Bei Eintritt ist der Patient leicht hyperton (171/105 mm Hg), normokard und afebril. In der klinischen Untersuchung besteht eine paravertebrale Druckdolenz links auf Höhe der LWS, eine Klopfdolenz über dem linken Nierenlager, eine schmerzbedingt eingeschränkte Beweglichkeit im linken Hüftgelenk sowie eine verminderte Sensibilität beider Unterschenkel. Die klinische abdominale Untersuchung ergab keine pathologischen Befunde; insbesondere liessen sich keine Resistenzen palpieren.

Diagnostik

Laborchemisch findet sich bei Eintritt bis auf eine leichte Hypokaliämie und Hyponatriämie keine Auffälligkeiten (Hämoglobin 149 g/l, Leukozyten 5,9 G/l, Thrombozyten 176 G/l, INR 0,87 (Quick >100%), Natrium 128 mmol/l, Kalium 3,0 mmol/l, Kreatinin 89 µmol/l, ALT 9 U/l, Bilirubin 9 μmol/l, C-reaktives Protein 2,7 mg/l, Urinstatus bland). Das konventionelle Röntgenbild des Beckens zeigt eine mässiggradige Cox­arthrose links sowie degenerativ veränderte Iliosakralgelenke beidseits. Im MRI der LWS lässt sich zusätzlich die vorbekannte Spinalkanalstenose nachweisen. Unter peroraler Analgesie (Paracetamol, Metamizol und Oxynorm/Naloxon) und mit Hilfe der Physiotherapie lässt sich der Patient zunehmend mobilisieren.

Verlauf und Diagnose

Bei einer Blutentnahme im Rahmen der Kontrolle der Elektrolytwerte zwei Tage nach Eintritt finden sich ein Abfall des Hämoglobins auf 103 g/l sowie ein Anstieg des Kreatinins auf 114 µmol/l. Ein Laborfehler wird ausgeschlossen, das Hämoglobin sinkt am Folgetag auf 89 g/l. Anamnestisch und klinisch ergeben sich keine neuen Aspekte. Für eine gastrointestinale Blutung oder einen Sturz im Spital finden sich keine Hinweise, insbesondere lassen sich am gesamten Integument keine Hämatome nachweisen. Eine Hämolyse ist nicht nachweisbar, der Kreatininverlauf spricht gegen eine Verdünnung des Blutes. Da die Anamnese nicht zuverlässig ist und eine gastrointestinale Blutung nicht ausgeschlossen werden kann, wird eine Gastroskopie durchgeführt ohne Nachweis einer Blutungsquelle. Die Koloskopie zeigt ebenfalls keine aktive Blutung.

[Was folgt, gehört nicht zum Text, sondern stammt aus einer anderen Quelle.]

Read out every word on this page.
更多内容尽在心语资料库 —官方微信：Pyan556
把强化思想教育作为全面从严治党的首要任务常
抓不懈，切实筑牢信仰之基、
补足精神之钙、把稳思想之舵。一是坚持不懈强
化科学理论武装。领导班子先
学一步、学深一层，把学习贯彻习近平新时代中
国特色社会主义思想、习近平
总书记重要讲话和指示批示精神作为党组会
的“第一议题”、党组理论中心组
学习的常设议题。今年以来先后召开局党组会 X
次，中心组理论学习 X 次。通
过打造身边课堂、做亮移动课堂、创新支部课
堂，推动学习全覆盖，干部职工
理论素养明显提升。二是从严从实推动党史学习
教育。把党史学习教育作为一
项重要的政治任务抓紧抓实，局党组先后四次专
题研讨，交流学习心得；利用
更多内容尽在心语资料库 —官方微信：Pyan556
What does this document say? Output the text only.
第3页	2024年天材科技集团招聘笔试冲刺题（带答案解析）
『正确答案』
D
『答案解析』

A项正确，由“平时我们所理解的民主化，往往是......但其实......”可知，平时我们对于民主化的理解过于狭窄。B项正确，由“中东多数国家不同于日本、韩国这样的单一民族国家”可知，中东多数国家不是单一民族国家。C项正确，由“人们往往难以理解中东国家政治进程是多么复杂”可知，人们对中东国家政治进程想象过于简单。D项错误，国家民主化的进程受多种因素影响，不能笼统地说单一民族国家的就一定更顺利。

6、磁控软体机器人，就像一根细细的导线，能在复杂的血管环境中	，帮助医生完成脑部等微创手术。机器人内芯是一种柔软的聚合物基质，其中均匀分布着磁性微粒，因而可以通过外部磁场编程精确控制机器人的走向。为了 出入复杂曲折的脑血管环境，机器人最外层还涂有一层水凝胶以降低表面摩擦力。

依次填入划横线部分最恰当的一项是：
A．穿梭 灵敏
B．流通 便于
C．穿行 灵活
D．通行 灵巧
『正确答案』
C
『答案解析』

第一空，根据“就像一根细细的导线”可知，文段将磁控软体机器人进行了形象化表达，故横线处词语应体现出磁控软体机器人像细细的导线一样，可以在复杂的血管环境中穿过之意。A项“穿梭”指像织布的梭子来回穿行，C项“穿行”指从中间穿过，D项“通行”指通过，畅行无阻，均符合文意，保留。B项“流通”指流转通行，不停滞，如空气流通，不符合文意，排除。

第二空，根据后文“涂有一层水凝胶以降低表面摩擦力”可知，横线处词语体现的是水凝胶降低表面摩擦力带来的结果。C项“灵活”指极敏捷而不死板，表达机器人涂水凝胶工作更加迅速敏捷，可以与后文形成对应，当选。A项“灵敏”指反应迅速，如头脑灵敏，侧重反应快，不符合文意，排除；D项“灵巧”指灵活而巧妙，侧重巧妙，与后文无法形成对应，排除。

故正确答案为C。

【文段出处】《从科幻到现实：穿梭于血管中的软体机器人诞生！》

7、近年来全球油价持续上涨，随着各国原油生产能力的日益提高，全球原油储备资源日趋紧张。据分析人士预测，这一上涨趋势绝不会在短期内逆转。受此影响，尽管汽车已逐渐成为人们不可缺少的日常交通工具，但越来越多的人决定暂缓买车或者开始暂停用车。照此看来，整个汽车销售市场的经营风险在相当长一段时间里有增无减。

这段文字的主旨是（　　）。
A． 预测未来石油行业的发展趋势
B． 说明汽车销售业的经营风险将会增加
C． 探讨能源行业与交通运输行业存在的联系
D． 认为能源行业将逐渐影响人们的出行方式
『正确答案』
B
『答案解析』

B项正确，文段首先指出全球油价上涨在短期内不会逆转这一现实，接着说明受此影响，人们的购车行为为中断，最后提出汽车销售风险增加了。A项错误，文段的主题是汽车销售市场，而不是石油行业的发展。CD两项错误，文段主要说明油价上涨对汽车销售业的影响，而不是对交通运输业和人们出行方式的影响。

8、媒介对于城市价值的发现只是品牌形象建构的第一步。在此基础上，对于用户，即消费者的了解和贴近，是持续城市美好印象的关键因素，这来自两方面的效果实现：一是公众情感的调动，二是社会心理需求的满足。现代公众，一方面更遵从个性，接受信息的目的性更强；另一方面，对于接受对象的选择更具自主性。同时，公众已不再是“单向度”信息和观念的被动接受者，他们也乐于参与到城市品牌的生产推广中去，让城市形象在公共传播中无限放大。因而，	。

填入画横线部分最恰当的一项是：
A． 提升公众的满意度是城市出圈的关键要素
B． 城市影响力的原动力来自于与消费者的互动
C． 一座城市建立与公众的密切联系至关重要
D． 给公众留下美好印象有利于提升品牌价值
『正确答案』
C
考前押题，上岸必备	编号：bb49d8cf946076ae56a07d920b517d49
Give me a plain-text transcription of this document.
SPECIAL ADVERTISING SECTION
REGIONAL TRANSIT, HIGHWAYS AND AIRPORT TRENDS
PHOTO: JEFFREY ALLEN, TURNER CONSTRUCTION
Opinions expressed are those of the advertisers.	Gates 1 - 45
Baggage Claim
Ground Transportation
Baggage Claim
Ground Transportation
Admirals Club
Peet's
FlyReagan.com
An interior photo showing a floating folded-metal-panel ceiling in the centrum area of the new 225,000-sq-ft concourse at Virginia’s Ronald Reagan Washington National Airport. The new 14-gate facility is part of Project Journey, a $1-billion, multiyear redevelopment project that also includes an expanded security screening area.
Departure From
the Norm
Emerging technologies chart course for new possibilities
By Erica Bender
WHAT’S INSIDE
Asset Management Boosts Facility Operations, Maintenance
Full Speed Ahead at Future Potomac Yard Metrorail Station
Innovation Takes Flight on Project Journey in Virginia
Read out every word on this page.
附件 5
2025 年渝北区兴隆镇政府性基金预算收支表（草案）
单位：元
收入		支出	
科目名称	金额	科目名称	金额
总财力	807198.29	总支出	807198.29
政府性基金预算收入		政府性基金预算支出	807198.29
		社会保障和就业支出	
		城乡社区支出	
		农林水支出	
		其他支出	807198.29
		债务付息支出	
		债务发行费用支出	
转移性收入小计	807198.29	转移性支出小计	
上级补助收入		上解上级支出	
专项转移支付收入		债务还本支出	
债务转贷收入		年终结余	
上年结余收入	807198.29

Überraschend findet sich aber eine deutliche Blau­verfärbung der Kolonschleimhaut an der Hinterwand des Colon ascendens und des Colon descendens sowie zirkulär im gesamten Rektum. Das Colon transversum sowie auch das Colon sigmoideum sind hingegen von normaler Farbe (Abb. 1). Bei Verdacht auf eine retroperitoneale Blutung erfolgt ein CT-Abdomen, wobei sich ein Hämatom des linksseitigen M. iliopsoas nachweisen lässt (Abb. 2). Hinweise für eine persistierende, aktive Blutung finden sich nicht. Unter Kenntnis des CT-Befundes war retrospektiv im MRI der LWS miterfasst ein linksseitiges Ödem im M. iliopsoas erkennbar, welches der Blutung zuzuordnen ist.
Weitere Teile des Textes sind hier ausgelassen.